Schulsystem in Frankreich Experten: Schwächere werden ausgeschlossen

PARIS · Wunsch und Wirklichkeit gehen in Frankreich noch auseinander, was die Umsetzung der UN-Behindertenrechtskonvention angeht. Ratifiziert wurde diese Anfang 2010.

Zwar gibt es staatliche Akteure, um die Inklusion von Kindern mit Behinderung in Regelschulen zu fördern, wie ein übergeordnetes nationales Ausbildungs- und Forschungsinstitut für den Unterricht junger Menschen mit Behinderung (INS HEA) und ein Nationalbüro, das Familien und spezialisiertes Personal berät und mit rund 55 100 Bildungseinrichtungen zusammenarbeitet.

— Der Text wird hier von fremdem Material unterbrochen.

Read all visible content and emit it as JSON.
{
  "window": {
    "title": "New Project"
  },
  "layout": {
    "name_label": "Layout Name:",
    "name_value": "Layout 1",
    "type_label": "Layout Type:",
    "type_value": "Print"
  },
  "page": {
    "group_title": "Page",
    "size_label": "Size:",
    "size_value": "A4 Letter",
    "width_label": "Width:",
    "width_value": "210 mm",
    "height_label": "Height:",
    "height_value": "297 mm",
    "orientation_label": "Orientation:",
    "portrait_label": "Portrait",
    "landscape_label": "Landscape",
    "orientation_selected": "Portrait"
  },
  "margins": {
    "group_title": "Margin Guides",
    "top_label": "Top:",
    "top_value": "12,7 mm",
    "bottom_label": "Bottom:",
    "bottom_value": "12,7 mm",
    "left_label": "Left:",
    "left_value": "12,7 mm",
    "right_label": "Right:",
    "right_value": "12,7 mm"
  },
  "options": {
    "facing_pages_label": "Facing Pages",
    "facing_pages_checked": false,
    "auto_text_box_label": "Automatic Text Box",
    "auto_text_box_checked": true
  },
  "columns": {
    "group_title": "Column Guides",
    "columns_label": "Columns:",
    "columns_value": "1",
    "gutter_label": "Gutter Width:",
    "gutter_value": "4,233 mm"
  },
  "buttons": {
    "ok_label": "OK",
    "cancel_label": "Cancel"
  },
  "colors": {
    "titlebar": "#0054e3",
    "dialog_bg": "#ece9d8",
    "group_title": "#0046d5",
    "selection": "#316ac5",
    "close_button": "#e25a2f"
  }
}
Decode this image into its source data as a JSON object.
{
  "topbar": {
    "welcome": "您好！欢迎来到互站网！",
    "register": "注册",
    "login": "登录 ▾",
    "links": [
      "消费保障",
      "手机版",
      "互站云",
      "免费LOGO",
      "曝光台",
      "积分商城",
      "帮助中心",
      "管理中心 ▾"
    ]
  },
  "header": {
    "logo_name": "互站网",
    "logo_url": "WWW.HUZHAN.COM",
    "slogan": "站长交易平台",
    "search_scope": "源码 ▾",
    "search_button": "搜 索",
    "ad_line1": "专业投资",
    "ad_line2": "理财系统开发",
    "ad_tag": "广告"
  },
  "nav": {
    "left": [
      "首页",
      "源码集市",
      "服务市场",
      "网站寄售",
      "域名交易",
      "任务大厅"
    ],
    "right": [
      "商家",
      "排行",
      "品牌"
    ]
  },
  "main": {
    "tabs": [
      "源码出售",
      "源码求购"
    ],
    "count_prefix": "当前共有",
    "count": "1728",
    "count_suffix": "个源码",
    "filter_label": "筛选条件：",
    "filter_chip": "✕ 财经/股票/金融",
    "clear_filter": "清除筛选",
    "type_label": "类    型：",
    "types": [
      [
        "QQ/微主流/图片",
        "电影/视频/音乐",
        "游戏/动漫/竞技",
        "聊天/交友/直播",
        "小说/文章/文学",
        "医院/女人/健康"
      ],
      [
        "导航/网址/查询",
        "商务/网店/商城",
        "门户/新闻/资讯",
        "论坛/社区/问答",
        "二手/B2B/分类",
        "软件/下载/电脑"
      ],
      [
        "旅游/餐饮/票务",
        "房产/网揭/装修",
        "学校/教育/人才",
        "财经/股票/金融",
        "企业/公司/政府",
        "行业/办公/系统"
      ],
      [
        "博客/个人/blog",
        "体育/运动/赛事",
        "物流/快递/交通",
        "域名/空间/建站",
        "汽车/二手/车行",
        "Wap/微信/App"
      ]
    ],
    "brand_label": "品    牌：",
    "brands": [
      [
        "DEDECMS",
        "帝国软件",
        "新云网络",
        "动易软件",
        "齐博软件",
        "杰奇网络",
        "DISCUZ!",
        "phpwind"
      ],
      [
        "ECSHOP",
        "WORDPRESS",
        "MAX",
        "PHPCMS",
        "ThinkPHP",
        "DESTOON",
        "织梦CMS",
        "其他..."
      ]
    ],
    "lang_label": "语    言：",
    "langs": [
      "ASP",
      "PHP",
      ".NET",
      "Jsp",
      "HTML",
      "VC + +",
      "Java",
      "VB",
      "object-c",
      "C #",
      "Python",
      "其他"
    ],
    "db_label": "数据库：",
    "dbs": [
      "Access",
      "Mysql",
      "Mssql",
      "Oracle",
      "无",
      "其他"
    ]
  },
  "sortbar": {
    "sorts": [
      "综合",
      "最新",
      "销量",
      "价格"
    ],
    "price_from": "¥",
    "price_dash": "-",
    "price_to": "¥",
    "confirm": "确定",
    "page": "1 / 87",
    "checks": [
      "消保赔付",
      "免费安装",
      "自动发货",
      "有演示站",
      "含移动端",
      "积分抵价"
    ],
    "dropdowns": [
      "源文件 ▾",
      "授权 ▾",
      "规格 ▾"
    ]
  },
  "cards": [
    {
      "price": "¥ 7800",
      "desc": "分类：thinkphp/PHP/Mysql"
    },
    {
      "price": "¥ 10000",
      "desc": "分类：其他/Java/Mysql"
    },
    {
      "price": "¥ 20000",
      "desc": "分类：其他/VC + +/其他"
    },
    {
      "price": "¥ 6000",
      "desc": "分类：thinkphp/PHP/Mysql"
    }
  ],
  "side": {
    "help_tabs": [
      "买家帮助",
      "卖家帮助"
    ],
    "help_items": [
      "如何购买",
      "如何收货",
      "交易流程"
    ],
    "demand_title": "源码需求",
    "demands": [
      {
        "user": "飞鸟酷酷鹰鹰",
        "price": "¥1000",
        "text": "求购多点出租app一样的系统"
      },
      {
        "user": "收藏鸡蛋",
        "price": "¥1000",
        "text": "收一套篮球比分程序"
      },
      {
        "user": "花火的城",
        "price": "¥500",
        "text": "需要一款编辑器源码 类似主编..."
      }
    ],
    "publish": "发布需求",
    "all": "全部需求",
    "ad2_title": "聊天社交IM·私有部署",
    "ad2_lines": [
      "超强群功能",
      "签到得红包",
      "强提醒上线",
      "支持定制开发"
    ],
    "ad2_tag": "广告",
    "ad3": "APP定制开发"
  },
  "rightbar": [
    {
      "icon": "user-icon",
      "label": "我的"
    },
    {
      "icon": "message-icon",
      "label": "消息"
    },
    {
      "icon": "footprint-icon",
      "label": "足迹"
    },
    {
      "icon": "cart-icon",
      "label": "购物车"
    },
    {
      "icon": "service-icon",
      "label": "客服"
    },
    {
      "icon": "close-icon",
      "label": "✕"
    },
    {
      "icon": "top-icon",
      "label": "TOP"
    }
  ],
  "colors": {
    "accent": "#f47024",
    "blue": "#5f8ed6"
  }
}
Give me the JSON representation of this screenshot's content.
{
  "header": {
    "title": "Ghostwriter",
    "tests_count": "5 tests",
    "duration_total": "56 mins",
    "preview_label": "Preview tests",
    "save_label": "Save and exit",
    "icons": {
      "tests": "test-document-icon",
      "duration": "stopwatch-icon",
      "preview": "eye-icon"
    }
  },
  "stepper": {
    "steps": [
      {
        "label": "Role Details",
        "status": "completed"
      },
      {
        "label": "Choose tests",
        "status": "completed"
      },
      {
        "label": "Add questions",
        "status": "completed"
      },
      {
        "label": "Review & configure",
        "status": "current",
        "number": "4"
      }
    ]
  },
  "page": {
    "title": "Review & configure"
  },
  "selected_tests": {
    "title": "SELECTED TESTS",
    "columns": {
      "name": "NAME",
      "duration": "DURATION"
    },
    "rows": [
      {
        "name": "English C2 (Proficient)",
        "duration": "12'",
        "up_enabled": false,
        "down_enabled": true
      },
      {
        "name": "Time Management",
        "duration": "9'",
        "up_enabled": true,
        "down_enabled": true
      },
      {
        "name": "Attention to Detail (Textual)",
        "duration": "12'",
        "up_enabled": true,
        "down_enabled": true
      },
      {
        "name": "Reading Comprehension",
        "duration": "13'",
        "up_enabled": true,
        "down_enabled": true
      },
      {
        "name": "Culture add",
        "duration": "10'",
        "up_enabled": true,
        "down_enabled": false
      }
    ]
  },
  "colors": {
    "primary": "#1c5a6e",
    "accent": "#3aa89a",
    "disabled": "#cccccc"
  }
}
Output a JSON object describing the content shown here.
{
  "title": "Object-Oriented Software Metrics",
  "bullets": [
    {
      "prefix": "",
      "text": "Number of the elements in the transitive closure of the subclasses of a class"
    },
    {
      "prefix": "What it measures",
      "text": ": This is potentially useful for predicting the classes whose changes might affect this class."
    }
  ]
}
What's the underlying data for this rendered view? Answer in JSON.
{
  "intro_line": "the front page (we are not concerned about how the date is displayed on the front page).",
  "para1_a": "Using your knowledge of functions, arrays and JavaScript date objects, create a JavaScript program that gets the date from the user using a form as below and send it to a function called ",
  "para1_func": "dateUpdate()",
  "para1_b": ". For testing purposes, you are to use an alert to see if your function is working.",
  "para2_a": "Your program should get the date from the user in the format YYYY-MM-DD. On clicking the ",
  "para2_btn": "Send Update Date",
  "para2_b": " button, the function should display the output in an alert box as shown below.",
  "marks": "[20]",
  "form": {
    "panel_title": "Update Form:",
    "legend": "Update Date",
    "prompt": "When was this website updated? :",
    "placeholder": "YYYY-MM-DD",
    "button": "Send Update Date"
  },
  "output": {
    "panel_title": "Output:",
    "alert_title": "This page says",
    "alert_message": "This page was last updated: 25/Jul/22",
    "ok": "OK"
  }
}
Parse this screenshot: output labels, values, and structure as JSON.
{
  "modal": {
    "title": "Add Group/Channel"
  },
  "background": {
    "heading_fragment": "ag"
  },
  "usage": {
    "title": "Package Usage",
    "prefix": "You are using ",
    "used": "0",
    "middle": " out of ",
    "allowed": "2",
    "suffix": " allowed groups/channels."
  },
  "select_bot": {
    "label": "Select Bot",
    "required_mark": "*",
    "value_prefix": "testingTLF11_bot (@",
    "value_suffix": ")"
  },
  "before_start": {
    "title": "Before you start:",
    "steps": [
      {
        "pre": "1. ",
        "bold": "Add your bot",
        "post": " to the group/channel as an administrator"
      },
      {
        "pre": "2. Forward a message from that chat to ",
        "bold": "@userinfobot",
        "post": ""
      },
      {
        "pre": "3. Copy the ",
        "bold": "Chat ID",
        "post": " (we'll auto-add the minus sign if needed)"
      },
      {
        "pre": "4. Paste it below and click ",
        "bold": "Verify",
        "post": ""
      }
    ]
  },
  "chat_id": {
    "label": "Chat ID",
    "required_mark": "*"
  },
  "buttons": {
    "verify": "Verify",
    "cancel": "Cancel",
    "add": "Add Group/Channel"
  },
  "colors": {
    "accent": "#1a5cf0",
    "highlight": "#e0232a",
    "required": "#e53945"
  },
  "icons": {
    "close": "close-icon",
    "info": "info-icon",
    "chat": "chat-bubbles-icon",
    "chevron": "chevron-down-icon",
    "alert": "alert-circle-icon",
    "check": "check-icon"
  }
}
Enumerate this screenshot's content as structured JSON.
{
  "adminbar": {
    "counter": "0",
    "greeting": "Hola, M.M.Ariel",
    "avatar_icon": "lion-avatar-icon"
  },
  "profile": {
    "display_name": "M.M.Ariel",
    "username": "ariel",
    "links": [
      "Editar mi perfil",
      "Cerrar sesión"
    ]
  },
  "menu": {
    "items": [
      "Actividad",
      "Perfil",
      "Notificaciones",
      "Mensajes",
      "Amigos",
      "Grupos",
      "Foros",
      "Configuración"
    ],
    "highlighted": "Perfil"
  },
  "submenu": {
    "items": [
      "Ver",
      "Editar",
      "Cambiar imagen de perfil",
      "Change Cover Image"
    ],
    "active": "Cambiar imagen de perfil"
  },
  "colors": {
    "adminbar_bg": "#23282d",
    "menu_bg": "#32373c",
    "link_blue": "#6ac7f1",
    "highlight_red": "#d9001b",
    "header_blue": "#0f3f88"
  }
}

Doch Experten und Vereinigungen von Familien mit behinderten Kindern beklagen das aktuelle Angebot als unzureichend. In einem Aufsatz zum Thema kritisiert die Erziehungswissenschaftlerin Christine Philip, dass das französische Schulsystem Ungleichheiten generell nicht ausgleiche, sondern verstärke, was auch die jüngste Pisa-Studie bemängelt hat.

Wenn bereits sozial Schwächere benachteiligt würden, dann solche mit Behinderung erst recht: "Wo kann in diesem elitären System, das die Besten bevorzugt, der Platz derjenigen sein, die aus anderen als sozialen Gründen aus dem Rahmen fallen?", fragt sie.

In einem Senatsbericht aus dem Sommer 2012 wurde die Zahl der Kinder mit Behinderung, die Regelschulen besuchen, auf 200 000 geschätzt, aber viele nur zeitlich begrenzt, mit ungenügend ausgebildetem Personal und improvisierter Ausstattung.

Bis zu 20 000 Kinder, darunter vor allem besonders schwer beeinträchtigte, warteten darüber hinaus auf einen Schulplatz. "Obwohl heute viel von Inklusion die Rede ist, ist sie weit davon entfernt, mehrheitlich in die Lehr-Praxis eingegangen zu sein", schließt Philip.

Im französischen System überwiege Integration, bei der die betroffenen Kinder sich anpassen müssten, gegenüber Inklusion, wo auf individuelle Bedürfnisse eingegangen werde.

Auch der Erziehungswissenschaftler Charles Gardou stellt in seinem Buch "Reden wir über die inklusive Gesellschaft" den radikalen Ausschluss von Menschen mit Behinderung in Frankreich fest: "Man entfernt sie, wie um eine Ansteckung zu vermeiden." Denn ihre Andersartigkeit und ihre unterstellte Unproduktivität verdrängten sie noch zu oft in die Isolation.